Type design has become pop. Does that make sense? Back in the day (as it were), a single typeface—it’s different weights, italics, etc, etc—could be a man’s (and it was always a man) life work, his design legacy. They were mostly self-named, like Gill, Baskerville, Bodoni … Named after the guy who spent his life perfecting them. Fair enough. Type design was a serious business. Now it’s easier.

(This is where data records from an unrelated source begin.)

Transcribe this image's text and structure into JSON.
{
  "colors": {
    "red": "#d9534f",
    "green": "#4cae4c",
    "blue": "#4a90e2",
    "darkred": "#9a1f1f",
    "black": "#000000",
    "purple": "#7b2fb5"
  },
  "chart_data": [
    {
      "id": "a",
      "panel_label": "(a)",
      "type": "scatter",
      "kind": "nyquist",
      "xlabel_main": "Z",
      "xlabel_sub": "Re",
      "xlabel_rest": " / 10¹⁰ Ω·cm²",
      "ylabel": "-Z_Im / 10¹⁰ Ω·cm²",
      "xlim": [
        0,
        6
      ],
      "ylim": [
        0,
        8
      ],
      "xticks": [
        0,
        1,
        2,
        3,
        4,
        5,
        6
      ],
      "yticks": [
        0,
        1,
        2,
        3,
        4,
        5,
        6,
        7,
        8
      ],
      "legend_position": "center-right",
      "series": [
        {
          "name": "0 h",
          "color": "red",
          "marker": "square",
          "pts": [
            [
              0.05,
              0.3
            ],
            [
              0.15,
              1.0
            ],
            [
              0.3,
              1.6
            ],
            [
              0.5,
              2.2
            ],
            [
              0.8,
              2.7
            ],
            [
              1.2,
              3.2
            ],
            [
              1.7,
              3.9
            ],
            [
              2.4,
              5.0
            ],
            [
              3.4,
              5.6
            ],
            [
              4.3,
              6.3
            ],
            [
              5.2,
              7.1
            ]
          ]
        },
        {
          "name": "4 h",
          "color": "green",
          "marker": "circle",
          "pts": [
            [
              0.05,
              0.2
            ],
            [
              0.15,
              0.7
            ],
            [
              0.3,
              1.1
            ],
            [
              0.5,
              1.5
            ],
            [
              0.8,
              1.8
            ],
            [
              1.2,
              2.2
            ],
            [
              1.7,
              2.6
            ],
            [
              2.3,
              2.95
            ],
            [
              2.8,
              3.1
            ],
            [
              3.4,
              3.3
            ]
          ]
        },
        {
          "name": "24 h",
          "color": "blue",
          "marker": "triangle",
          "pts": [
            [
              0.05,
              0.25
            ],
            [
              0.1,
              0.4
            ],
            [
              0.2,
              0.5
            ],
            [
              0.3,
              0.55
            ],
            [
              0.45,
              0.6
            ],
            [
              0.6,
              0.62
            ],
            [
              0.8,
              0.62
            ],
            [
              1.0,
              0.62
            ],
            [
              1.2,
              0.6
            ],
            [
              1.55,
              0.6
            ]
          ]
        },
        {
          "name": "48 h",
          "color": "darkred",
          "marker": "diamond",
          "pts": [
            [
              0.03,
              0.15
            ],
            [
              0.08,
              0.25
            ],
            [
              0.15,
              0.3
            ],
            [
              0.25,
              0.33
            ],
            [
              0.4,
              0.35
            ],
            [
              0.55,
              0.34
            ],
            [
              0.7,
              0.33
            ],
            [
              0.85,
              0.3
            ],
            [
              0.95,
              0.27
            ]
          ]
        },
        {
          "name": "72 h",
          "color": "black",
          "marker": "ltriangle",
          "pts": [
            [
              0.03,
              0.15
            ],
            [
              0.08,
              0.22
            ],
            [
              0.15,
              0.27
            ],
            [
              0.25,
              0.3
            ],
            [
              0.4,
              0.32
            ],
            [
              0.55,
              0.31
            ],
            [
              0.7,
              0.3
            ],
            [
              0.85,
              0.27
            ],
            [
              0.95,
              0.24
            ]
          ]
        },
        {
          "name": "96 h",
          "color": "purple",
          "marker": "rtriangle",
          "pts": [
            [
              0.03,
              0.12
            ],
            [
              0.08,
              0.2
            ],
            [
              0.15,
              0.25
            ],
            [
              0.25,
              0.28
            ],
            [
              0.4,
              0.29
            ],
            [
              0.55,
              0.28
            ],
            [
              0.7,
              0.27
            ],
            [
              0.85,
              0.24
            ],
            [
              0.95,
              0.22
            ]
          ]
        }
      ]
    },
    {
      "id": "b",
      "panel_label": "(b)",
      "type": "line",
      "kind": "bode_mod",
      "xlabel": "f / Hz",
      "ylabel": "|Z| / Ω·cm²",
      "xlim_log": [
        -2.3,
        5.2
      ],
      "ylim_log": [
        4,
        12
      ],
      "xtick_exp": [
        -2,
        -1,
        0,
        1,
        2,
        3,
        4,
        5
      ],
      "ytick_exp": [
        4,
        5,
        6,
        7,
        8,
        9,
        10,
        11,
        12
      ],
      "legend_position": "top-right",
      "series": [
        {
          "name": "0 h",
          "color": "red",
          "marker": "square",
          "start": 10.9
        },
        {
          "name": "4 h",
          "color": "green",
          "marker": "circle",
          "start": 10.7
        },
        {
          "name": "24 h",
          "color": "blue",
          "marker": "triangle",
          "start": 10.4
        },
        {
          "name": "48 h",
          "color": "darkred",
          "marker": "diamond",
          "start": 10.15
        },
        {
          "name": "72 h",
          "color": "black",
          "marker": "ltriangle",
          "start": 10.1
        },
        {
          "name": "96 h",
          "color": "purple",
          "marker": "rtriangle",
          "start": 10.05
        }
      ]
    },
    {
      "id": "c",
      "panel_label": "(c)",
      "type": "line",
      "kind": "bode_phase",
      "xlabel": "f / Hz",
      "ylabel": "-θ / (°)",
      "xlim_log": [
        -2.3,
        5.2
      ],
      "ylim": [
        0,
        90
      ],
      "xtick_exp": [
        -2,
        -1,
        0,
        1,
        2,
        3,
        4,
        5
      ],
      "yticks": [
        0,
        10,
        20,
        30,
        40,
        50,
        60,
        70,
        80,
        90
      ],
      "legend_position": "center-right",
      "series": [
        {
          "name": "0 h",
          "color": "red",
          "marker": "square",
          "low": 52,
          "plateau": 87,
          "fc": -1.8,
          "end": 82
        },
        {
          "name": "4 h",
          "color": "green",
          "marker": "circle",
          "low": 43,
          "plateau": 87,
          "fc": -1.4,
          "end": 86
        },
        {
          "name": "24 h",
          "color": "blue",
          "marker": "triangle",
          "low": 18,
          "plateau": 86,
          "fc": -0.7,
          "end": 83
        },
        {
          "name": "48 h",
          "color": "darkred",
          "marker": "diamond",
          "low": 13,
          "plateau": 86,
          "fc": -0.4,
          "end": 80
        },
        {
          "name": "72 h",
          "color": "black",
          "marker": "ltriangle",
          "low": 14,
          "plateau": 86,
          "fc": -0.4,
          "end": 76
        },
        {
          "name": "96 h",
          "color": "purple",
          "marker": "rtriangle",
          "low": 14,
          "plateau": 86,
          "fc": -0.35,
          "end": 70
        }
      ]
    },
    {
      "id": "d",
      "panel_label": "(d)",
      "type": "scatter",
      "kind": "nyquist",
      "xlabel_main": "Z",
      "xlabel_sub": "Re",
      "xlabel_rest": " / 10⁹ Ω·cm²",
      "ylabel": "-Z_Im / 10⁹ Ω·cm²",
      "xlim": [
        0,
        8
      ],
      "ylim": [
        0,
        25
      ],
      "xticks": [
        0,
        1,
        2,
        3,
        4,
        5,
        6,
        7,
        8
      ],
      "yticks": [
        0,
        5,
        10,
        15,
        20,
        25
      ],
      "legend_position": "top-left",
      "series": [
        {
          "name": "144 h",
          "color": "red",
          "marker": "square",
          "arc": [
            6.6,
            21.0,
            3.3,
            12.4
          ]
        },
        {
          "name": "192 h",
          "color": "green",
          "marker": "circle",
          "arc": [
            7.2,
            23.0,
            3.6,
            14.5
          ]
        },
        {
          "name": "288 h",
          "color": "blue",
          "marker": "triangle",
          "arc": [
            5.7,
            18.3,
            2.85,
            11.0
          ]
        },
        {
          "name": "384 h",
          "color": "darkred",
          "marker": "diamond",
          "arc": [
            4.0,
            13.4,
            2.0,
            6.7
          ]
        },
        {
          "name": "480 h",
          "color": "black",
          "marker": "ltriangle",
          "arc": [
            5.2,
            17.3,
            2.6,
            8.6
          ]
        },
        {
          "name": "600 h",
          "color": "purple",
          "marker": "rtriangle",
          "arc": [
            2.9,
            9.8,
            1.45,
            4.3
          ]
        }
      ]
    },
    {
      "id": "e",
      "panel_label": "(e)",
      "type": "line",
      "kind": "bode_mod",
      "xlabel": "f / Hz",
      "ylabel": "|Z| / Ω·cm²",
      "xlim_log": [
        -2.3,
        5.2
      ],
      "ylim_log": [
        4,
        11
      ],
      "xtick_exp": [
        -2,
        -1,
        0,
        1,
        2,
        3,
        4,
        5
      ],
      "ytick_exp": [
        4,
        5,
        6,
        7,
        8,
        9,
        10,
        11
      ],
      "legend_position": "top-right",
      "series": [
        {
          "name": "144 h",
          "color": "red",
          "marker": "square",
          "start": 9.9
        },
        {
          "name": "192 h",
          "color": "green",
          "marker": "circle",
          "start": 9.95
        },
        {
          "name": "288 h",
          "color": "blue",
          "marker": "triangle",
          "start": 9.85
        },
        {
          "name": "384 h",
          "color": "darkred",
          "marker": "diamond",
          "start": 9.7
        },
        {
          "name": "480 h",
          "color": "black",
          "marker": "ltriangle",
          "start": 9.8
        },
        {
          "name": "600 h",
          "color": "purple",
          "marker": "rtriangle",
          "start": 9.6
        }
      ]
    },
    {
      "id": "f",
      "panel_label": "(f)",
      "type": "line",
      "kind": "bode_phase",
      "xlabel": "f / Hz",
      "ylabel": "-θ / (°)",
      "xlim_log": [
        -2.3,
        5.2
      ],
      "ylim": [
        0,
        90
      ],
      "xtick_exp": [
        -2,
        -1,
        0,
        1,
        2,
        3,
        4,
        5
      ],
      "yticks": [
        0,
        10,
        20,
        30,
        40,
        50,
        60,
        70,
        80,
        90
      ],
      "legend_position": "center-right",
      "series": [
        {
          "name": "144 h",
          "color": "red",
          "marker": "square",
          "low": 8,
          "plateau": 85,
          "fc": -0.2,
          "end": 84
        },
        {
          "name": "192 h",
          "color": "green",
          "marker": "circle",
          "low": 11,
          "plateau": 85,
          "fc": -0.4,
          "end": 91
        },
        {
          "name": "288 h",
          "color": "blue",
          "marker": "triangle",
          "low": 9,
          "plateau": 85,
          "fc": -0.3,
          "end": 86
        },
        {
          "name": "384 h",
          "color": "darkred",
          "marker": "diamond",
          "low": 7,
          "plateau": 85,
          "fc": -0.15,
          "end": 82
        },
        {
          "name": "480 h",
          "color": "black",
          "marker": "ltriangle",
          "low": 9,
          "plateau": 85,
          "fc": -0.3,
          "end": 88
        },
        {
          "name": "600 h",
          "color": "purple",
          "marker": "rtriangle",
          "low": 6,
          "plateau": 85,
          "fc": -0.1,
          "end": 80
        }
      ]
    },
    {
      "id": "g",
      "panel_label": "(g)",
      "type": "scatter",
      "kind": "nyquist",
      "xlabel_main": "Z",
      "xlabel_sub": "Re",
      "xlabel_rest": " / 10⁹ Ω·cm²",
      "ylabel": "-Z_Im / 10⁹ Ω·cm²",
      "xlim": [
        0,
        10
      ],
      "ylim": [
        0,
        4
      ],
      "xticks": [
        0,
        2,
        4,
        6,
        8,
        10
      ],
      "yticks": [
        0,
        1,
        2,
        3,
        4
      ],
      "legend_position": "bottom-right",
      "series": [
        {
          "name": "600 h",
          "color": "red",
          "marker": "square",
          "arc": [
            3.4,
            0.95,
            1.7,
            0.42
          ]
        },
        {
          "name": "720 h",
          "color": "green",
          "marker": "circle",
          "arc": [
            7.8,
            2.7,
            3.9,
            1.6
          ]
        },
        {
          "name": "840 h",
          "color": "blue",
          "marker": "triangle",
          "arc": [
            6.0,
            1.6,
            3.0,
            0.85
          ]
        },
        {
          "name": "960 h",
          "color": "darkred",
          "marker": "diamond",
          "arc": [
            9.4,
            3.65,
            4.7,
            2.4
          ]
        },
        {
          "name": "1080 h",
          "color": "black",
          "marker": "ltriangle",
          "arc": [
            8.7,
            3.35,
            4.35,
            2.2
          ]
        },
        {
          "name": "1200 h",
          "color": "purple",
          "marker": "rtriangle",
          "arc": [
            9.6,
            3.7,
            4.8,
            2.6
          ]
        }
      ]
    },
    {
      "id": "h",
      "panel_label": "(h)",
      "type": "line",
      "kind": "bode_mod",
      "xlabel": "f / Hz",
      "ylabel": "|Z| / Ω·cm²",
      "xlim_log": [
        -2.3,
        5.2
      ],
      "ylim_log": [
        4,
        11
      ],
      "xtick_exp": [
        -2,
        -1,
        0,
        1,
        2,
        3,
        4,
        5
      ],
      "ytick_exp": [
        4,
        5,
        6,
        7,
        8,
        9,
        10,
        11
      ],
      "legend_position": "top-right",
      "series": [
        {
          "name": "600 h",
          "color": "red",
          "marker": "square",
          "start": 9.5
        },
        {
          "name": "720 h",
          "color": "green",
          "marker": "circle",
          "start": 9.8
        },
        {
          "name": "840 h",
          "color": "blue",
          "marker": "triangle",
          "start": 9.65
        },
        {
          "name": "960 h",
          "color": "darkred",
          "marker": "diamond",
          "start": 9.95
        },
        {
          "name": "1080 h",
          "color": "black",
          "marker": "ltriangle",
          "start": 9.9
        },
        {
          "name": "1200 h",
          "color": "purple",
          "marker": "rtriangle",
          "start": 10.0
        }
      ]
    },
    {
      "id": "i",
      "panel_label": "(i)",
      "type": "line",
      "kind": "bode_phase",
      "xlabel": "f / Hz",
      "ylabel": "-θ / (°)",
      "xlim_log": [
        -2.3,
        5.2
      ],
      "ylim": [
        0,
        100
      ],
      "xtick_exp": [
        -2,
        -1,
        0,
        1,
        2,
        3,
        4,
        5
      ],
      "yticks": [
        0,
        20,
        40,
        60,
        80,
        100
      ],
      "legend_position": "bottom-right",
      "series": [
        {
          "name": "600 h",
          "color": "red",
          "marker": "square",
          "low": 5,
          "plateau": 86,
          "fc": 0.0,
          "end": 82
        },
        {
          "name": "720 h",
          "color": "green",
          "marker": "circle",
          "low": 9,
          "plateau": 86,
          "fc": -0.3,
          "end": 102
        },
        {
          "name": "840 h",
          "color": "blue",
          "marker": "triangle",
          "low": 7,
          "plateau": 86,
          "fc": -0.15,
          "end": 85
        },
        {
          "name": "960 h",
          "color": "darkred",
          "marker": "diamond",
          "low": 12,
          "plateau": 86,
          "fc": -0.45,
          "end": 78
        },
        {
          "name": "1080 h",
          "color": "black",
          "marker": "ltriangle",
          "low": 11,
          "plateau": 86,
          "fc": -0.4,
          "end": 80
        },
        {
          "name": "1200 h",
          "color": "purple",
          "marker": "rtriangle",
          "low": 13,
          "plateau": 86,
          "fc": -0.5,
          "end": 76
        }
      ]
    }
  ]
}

With the computerisation of the graphic design process and the print process, the introduction of the ubiquitous Apple Mac and a piece of software from now-defunct publisher Altsys called Fontographer, it slowly but surely became possible for everybody to be a type designer. Quickly too—You can easily knock together a simplistic alphabet (or whatever) in a couple of hours. Not quite the same as a lifetime of diligent effort. So type design is not approached with the same reverence it once was. Now it can be fun, because if it is flippant, if it is frivolous, you have not wasted your whole life creating it. Maybe you’ve just wasted a day or two. So it’s fun, it’s easy and it’s accessible.
Naturally it’s pop then—fashions change in days and weeks, not decades and now typefaces come and go with them. This has freed the wilder end of the design world. If type design is no longer going to consume your life, there is no real barrier to experimentation any more. Where a flight of design fancy would in the past have been buried at the back of a designer’s mind, nowadays it can be pursued and executed quickly and with a minimum of hassle. Experimentation therefore is rife—and exciting. Alphabets? Who says they are inviolate? Why not create a typeface entirely out of characters culled from corporate logotypes? Why not destroy our roman letterforms and replace them with something more meaningful? Or less meaningful? Want to see what would happen if you cross-bred two existing typefaces? Go on then—it’s easy. Relatively speaking anyway.
In fact, why not go the whole hog and ignore language completely … I think of the framework of typeface as just that—a framework. It is a delivery medium for monotone images—glyphs, shapes, pictures, words, textures, anything I want to put into that framework. The only limit is what I can dream up.
I always wondered what the most efficient alphabet would be. Not the most legible, not the easiest to print, but the essence of the letterforms. I boiled our roman alphabet down to one commonly used phrase—A to Z. Beginning to end. Start to finish. I thought—what is the shortest route from A to Z? Seems to me the shortest, purest, most obvious route is to morph the letter A into the form of the letter Z. That should do it. So I did—in a 26 frame animation. Then I took each frame one at a time and made it a character for my typeface. I ended up with the alphabet as the crow flies—AytoZed, as I called it.
Pointless? Maybe. Useless? Almost definitely. Fun though.